Researchers came across this finding while conducting research on how TB bacteria becomes resistant to the potent first-line TB drug 'isoniazid'.

"We hypothesized that TB bacteria that can't make mycothiol might contain more cysteine, an amino acid," said William Jacobs, Jr., Ph.D., professor of microbiology & immunology and of genetics at Einstein. "So, we predicted that if we added isoniazid and cysteine to isoniazid-sensitive M. Tuberculosis in culture, the bacteria would develop resistance. Instead, we ended up killing off the culture- something totally unexpected."

The researchers believe that cysteine assisted in killing TB bacteria by playing the role of a reducing agent, which causes the production of reactive oxygen species that are capable of destroying DNA.

To test the hypothesis, the researchers conducted a repeated experiment with the help of isoniazid and another reducing agent: vitamin C. The mixture of isoniazid and vitamin C sterilized the M.tuberculosis culture.

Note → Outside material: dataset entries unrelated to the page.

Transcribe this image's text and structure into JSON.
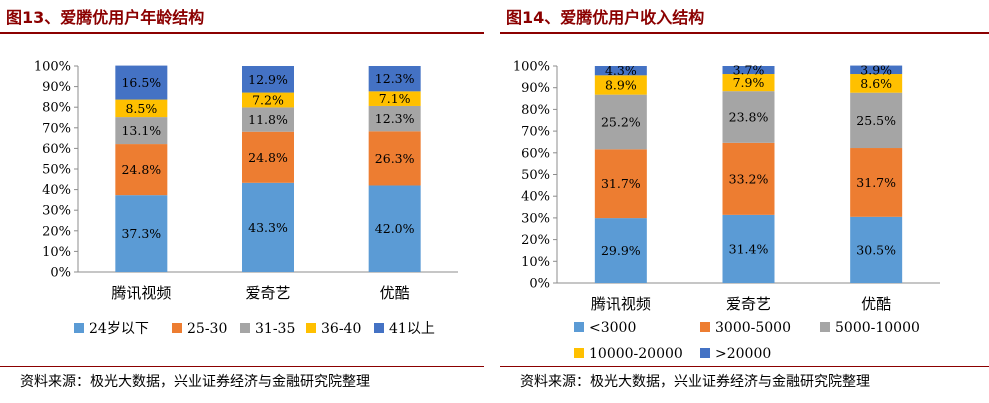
{
  "left": {
    "title": "图13、爱腾优用户年龄结构",
    "source": "资料来源：极光大数据，兴业证券经济与金融研究院整理",
    "chart_data": {
      "type": "bar",
      "stacked": true,
      "categories": [
        "腾讯视频",
        "爱奇艺",
        "优酷"
      ],
      "y_ticks": [
        "0%",
        "10%",
        "20%",
        "30%",
        "40%",
        "50%",
        "60%",
        "70%",
        "80%",
        "90%",
        "100%"
      ],
      "ylim": [
        0,
        100
      ],
      "legend_position": "bottom",
      "series": [
        {
          "name": "24岁以下",
          "color": "#5b9bd5",
          "values": [
            37.3,
            43.3,
            42.0
          ],
          "labels": [
            "37.3%",
            "43.3%",
            "42.0%"
          ]
        },
        {
          "name": "25-30",
          "color": "#ed7d31",
          "values": [
            24.8,
            24.8,
            26.3
          ],
          "labels": [
            "24.8%",
            "24.8%",
            "26.3%"
          ]
        },
        {
          "name": "31-35",
          "color": "#a5a5a5",
          "values": [
            13.1,
            11.8,
            12.3
          ],
          "labels": [
            "13.1%",
            "11.8%",
            "12.3%"
          ]
        },
        {
          "name": "36-40",
          "color": "#ffc000",
          "values": [
            8.5,
            7.2,
            7.1
          ],
          "labels": [
            "8.5%",
            "7.2%",
            "7.1%"
          ]
        },
        {
          "name": "41以上",
          "color": "#4472c4",
          "values": [
            16.5,
            12.9,
            12.3
          ],
          "labels": [
            "16.5%",
            "12.9%",
            "12.3%"
          ]
        }
      ]
    }
  },
  "right": {
    "title": "图14、爱腾优用户收入结构",
    "source": "资料来源：极光大数据，兴业证券经济与金融研究院整理",
    "chart_data": {
      "type": "bar",
      "stacked": true,
      "categories": [
        "腾讯视频",
        "爱奇艺",
        "优酷"
      ],
      "y_ticks": [
        "0%",
        "10%",
        "20%",
        "30%",
        "40%",
        "50%",
        "60%",
        "70%",
        "80%",
        "90%",
        "100%"
      ],
      "ylim": [
        0,
        100
      ],
      "legend_position": "bottom",
      "series": [
        {
          "name": "<3000",
          "color": "#5b9bd5",
          "values": [
            29.9,
            31.4,
            30.5
          ],
          "labels": [
            "29.9%",
            "31.4%",
            "30.5%"
          ]
        },
        {
          "name": "3000-5000",
          "color": "#ed7d31",
          "values": [
            31.7,
            33.2,
            31.7
          ],
          "labels": [
            "31.7%",
            "33.2%",
            "31.7%"
          ]
        },
        {
          "name": "5000-10000",
          "color": "#a5a5a5",
          "values": [
            25.2,
            23.8,
            25.5
          ],
          "labels": [
            "25.2%",
            "23.8%",
            "25.5%"
          ]
        },
        {
          "name": "10000-20000",
          "color": "#ffc000",
          "values": [
            8.9,
            7.9,
            8.6
          ],
          "labels": [
            "8.9%",
            "7.9%",
            "8.6%"
          ]
        },
        {
          "name": ">20000",
          "color": "#4472c4",
          "values": [
            4.3,
            3.7,
            3.9
          ],
          "labels": [
            "4.3%",
            "3.7%",
            "3.9%"
          ]
        }
      ]
    }
  }
}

The researchers were surprised to see that vitamin C alone did not sterilize the drug-susceptible TB, but also sterilized MDR-TB and XDR-TB strains.

Vitamin C provoked the Fenton reaction: triggering iron to react with other molecules to produce reactive oxygen species that destroy the TB bacteria.

"We don't know whether vitamin C will work in humans, but we now have a rational basis for doing a clinical trial," said Dr. Jacobs.  

The study appears in the journal Nature.